Where it says ‘distribution’, drop down the menu and choose Ubuntu (or whatever distro you want, if you prefer something else). If you already downloaded the CD image, then instead choose the disk image option and point it to the disk image you downloaded. At the bottom, choose your drive from the drop down (if it doesn’t show up in the list, make sure the type is set to flash drive, that your flash drive is plugged in, and that other programs like a file manager can open it””if it still doesn’t show, try closing and re-opening UNetbootin). Then hit OK and let the program work its magic. Once it’s done, head to the next step.
Now, this will only work if your machine can boot from an USB (most can).

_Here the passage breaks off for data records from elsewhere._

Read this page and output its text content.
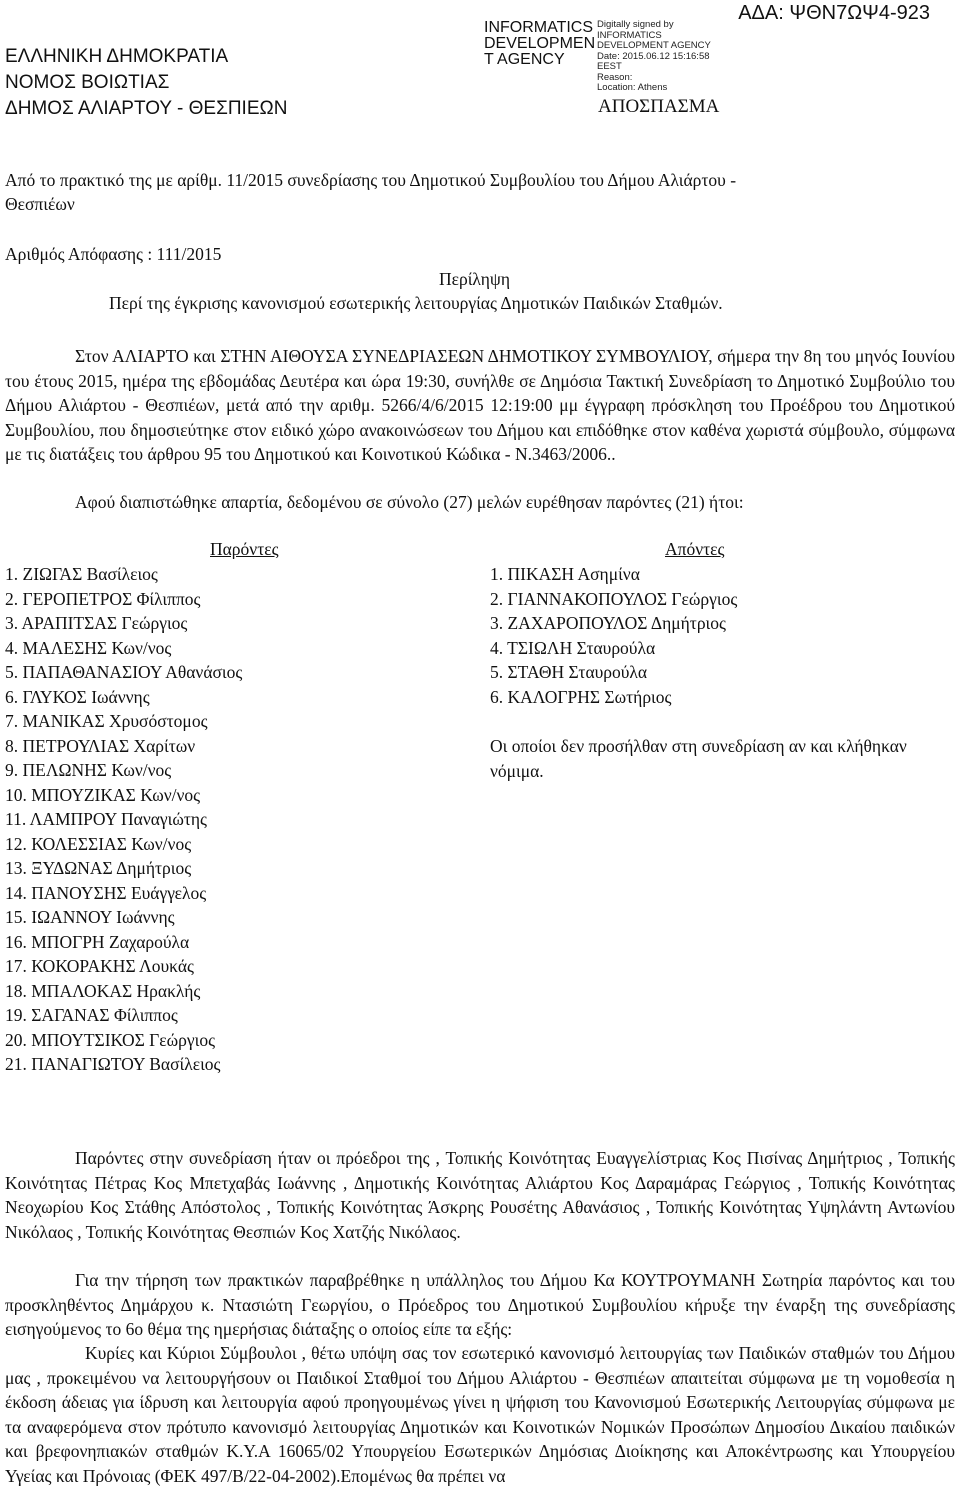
ΕΛΛΗΝΙΚΗ ΔΗΜΟΚΡΑΤΙΑ
ΝΟΜΟΣ ΒΟΙΩΤΙΑΣ
ΔΗΜΟΣ ΑΛΙΑΡΤΟΥ - ΘΕΣΠΙΕΩΝ
INFORMATICS DEVELOPMEN T AGENCY
Digitally signed by
INFORMATICS
DEVELOPMENT AGENCY
Date: 2015.06.12 15:16:58
EEST
Reason:
Location: Athens
ΑΔΑ: ΨΘΝ7ΩΨ4-923
ΑΠΟΣΠΑΣΜΑ
Από το πρακτικό της με αρίθμ. 11/2015 συνεδρίασης του Δημοτικού Συμβουλίου του Δήμου Αλιάρτου -
Θεσπιέων
Αριθμός Απόφασης : 111/2015
Περίληψη
Περί της έγκρισης κανονισμού εσωτερικής λειτουργίας Δημοτικών Παιδικών Σταθμών.
Στον ΑΛΙΑΡΤΟ και ΣΤΗΝ ΑΙΘΟΥΣΑ ΣΥΝΕΔΡΙΑΣΕΩΝ ΔΗΜΟΤΙΚΟΥ ΣΥΜΒΟΥΛΙΟΥ, σήμερα την 8η του μηνός Ιουνίου του έτους 2015, ημέρα της εβδομάδας Δευτέρα και ώρα 19:30, συνήλθε σε Δημόσια Τακτική Συνεδρίαση το Δημοτικό Συμβούλιο του Δήμου Αλιάρτου - Θεσπιέων, μετά από την αριθμ. 5266/4/6/2015 12:19:00 μμ έγγραφη πρόσκληση του Προέδρου του Δημοτικού Συμβουλίου, που δημοσιεύτηκε στον ειδικό χώρο ανακοινώσεων του Δήμου και επιδόθηκε στον καθένα χωριστά σύμβουλο, σύμφωνα με τις διατάξεις του άρθρου 95 του Δημοτικού και Κοινοτικού Κώδικα - Ν.3463/2006..
Αφού διαπιστώθηκε απαρτία, δεδομένου σε σύνολο (27) μελών ευρέθησαν παρόντες (21) ήτοι:
Παρόντες
1. ΖΙΩΓΑΣ Βασίλειος
2. ΓΕΡΟΠΕΤΡΟΣ Φίλιππος
3. ΑΡΑΠΙΤΣΑΣ Γεώργιος
4. ΜΑΛΕΣΗΣ Κων/νος
5. ΠΑΠΑΘΑΝΑΣΙΟΥ Αθανάσιος
6. ΓΛΥΚΟΣ Ιωάννης
7. ΜΑΝΙΚΑΣ Χρυσόστομος
8. ΠΕΤΡΟΥΛΙΑΣ Χαρίτων
9. ΠΕΛΩΝΗΣ Κων/νος
10. ΜΠΟΥΖΙΚΑΣ Κων/νος
11. ΛΑΜΠΡΟΥ Παναγιώτης
12. ΚΟΛΕΣΣΙΑΣ Κων/νος
13. ΞΥΔΩΝΑΣ Δημήτριος
14. ΠΑΝΟΥΣΗΣ Ευάγγελος
15. ΙΩΑΝΝΟΥ Ιωάννης
16. ΜΠΟΓΡΗ Ζαχαρούλα
17. ΚΟΚΟΡΑΚΗΣ Λουκάς
18. ΜΠΑΛΟΚΑΣ Ηρακλής
19. ΣΑΓΑΝΑΣ Φίλιππος
20. ΜΠΟΥΤΣΙΚΟΣ Γεώργιος
21. ΠΑΝΑΓΙΩΤΟΥ Βασίλειος
Απόντες
1. ΠΙΚΑΣΗ Ασημίνα
2. ΓΙΑΝΝΑΚΟΠΟΥΛΟΣ Γεώργιος
3. ΖΑΧΑΡΟΠΟΥΛΟΣ Δημήτριος
4. ΤΣΙΩΛΗ Σταυρούλα
5. ΣΤΑΘΗ Σταυρούλα
6. ΚΑΛΟΓΡΗΣ Σωτήριος
Οι οποίοι δεν προσήλθαν στη συνεδρίαση αν και κλήθηκαν νόμιμα.
Παρόντες στην συνεδρίαση ήταν οι πρόεδροι της , Τοπικής Κοινότητας Ευαγγελίστριας Κος Πισίνας Δημήτριος , Τοπικής Κοινότητας Πέτρας Κος Μπετχαβάς Ιωάννης , Δημοτικής Κοινότητας Αλιάρτου Κος Δαραμάρας Γεώργιος , Τοπικής Κοινότητας Νεοχωρίου Κος Στάθης Απόστολος , Τοπικής Κοινότητας Άσκρης Ρουσέτης Αθανάσιος , Τοπικής Κοινότητας Υψηλάντη Αντωνίου Νικόλαος , Τοπικής Κοινότητας Θεσπιών Κος Χατζής Νικόλαος.
Για την τήρηση των πρακτικών παραβρέθηκε η υπάλληλος του Δήμου Κα ΚΟΥΤΡΟΥΜΑΝΗ Σωτηρία παρόντος και του προσκληθέντος Δημάρχου κ. Ντασιώτη Γεωργίου, ο Πρόεδρος του Δημοτικού Συμβουλίου κήρυξε την έναρξη της συνεδρίασης εισηγούμενος το 6ο θέμα της ημερήσιας διάταξης ο οποίος είπε τα εξής:
Κυρίες και Κύριοι Σύμβουλοι , θέτω υπόψη σας τον εσωτερικό κανονισμό λειτουργίας των Παιδικών σταθμών του Δήμου μας , προκειμένου να λειτουργήσουν οι Παιδικοί Σταθμοί του Δήμου Αλιάρτου - Θεσπιέων απαιτείται σύμφωνα με τη νομοθεσία η έκδοση άδειας για ίδρυση και λειτουργία αφού προηγουμένως γίνει η ψήφιση του Κανονισμού Εσωτερικής Λειτουργίας σύμφωνα με τα αναφερόμενα στον πρότυπο κανονισμό λειτουργίας Δημοτικών και Κοινοτικών Νομικών Προσώπων Δημοσίου Δικαίου παιδικών και βρεφονηπιακών σταθμών Κ.Υ.Α 16065/02 Υπουργείου Εσωτερικών Δημόσιας Διοίκησης και Αποκέντρωσης και Υπουργείου Υγείας και Πρόνοιας (ΦΕΚ 497/Β/22-04-2002).Επομένως θα πρέπει να
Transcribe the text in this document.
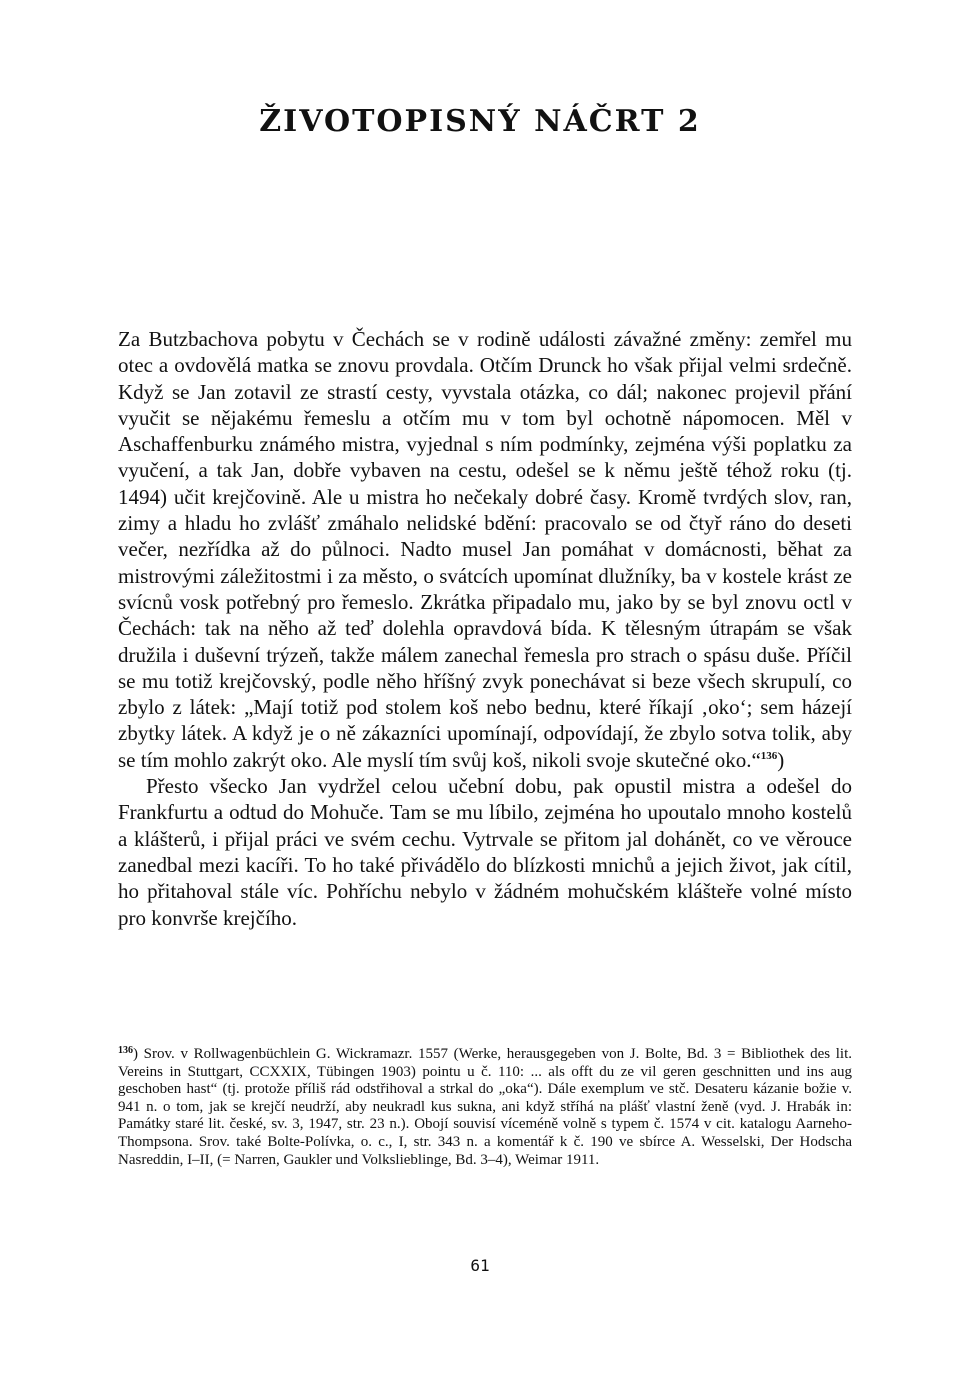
ŽIVOTOPISNÝ NÁČRT 2

Za Butzbachova pobytu v Čechách se v rodině události závažné změny: zemřel mu otec a ovdovělá matka se znovu provdala. Otčím Drunck ho však přijal velmi srdečně. Když se Jan zotavil ze strastí cesty, vyvstala otázka, co dál; nakonec projevil přání vyučit se nějakému řemeslu a otčím mu v tom byl ochotně nápomocen. Měl v Aschaffenburku známého mistra, vyjednal s ním podmínky, zejména výši poplatku za vyučení, a tak Jan, dobře vybaven na cestu, odešel se k němu ještě téhož roku (tj. 1494) učit krejčovině. Ale u mistra ho nečekaly dobré časy. Kromě tvrdých slov, ran, zimy a hladu ho zvlášť zmáhalo nelidské bdění: pracovalo se od čtyř ráno do deseti večer, nezřídka až do půlnoci. Nadto musel Jan pomáhat v domácnosti, běhat za mistrovými záležitostmi i za město, o svátcích upomínat dlužníky, ba v kostele krást ze svícnů vosk potřebný pro řemeslo. Zkrátka připadalo mu, jako by se byl znovu octl v Čechách: tak na něho až teď dolehla opravdová bída. K tělesným útrapám se však družila i duševní trýzeň, takže málem zanechal řemesla pro strach o spásu duše. Příčil se mu totiž krejčovský, podle něho hříšný zvyk ponechávat si beze všech skrupulí, co zbylo z látek: „Mají totiž pod stolem koš nebo bednu, které říkají ‚oko‘; sem házejí zbytky látek. A když je o ně zákazníci upomínají, odpovídají, že zbylo sotva tolik, aby se tím mohlo zakrýt oko. Ale myslí tím svůj koš, nikoli svoje skutečné oko.“$^{136}$)

Přesto všecko Jan vydržel celou učební dobu, pak opustil mistra a odešel do Frankfurtu a odtud do Mohuče. Tam se mu líbilo, zejména ho upoutalo mnoho kostelů a klášterů, i přijal práci ve svém cechu. Vytrvale se přitom jal dohánět, co ve věrouce zanedbal mezi kacíři. To ho také přivádělo do blízkosti mnichů a jejich život, jak cítil, ho přitahoval stále víc. Pohříchu nebylo v žádném mohučském klášteře volné místo pro konvrše krejčího.

$^{136}$) Srov. v Rollwagenbüchlein G. Wickramazr. 1557 (Werke, herausgegeben von J. Bolte, Bd. 3 = Bibliothek des lit. Vereins in Stuttgart, CCXXIX, Tübingen 1903) pointu u č. 110: ... als offt du ze vil geren geschnitten und ins aug geschoben hast“ (tj. protože příliš rád odstřihoval a strkal do „oka“). Dále exemplum ve stč. Desateru kázanie božie v. 941 n. o tom, jak se krejčí neudrží, aby neukradl kus sukna, ani když stříhá na plášť vlastní ženě (vyd. J. Hrabák in: Památky staré lit. české, sv. 3, 1947, str. 23 n.). Obojí souvisí víceméně volně s typem č. 1574 v cit. katalogu Aarneho-Thompsona. Srov. také Bolte-Polívka, o. c., I, str. 343 n. a komentář k č. 190 ve sbírce A. Wesselski, Der Hodscha Nasreddin, I–II, (= Narren, Gaukler und Volkslieblinge, Bd. 3–4), Weimar 1911.

61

To do this: Reboot your PC, and either open the BIOS with whatever key it says (F2 on mine) and change the first boot device to an USB flash, or get a one-time boot menu (F12 on mine) and choose USB flash. It will open up just like the Live CD would. Then choose whatever language you want and start the installation. Make sure you know what partition you’re going to use: the setup will give you a partition manager to manage the partitions, but it’s a good idea to already know which disk you want to use, how much free space it has for a new partition, et cetera. Once you’re done, you can wipe the flash drive and use it for whatever you’d normally use it for (you couldn’t do that with a CD unless it was a CD-RW, but those are more expensive and aren’t as good for data quality).
If you already have a Wubi-installed operating system, you can use LVPM to upgrade it to a regular installation, but I won’t get into all the details here (maybe in a later post, but there’s a pretty thorough guide at the project page).
So there you go, a full Linux installation without having to burn a single CD, with all the features and performance.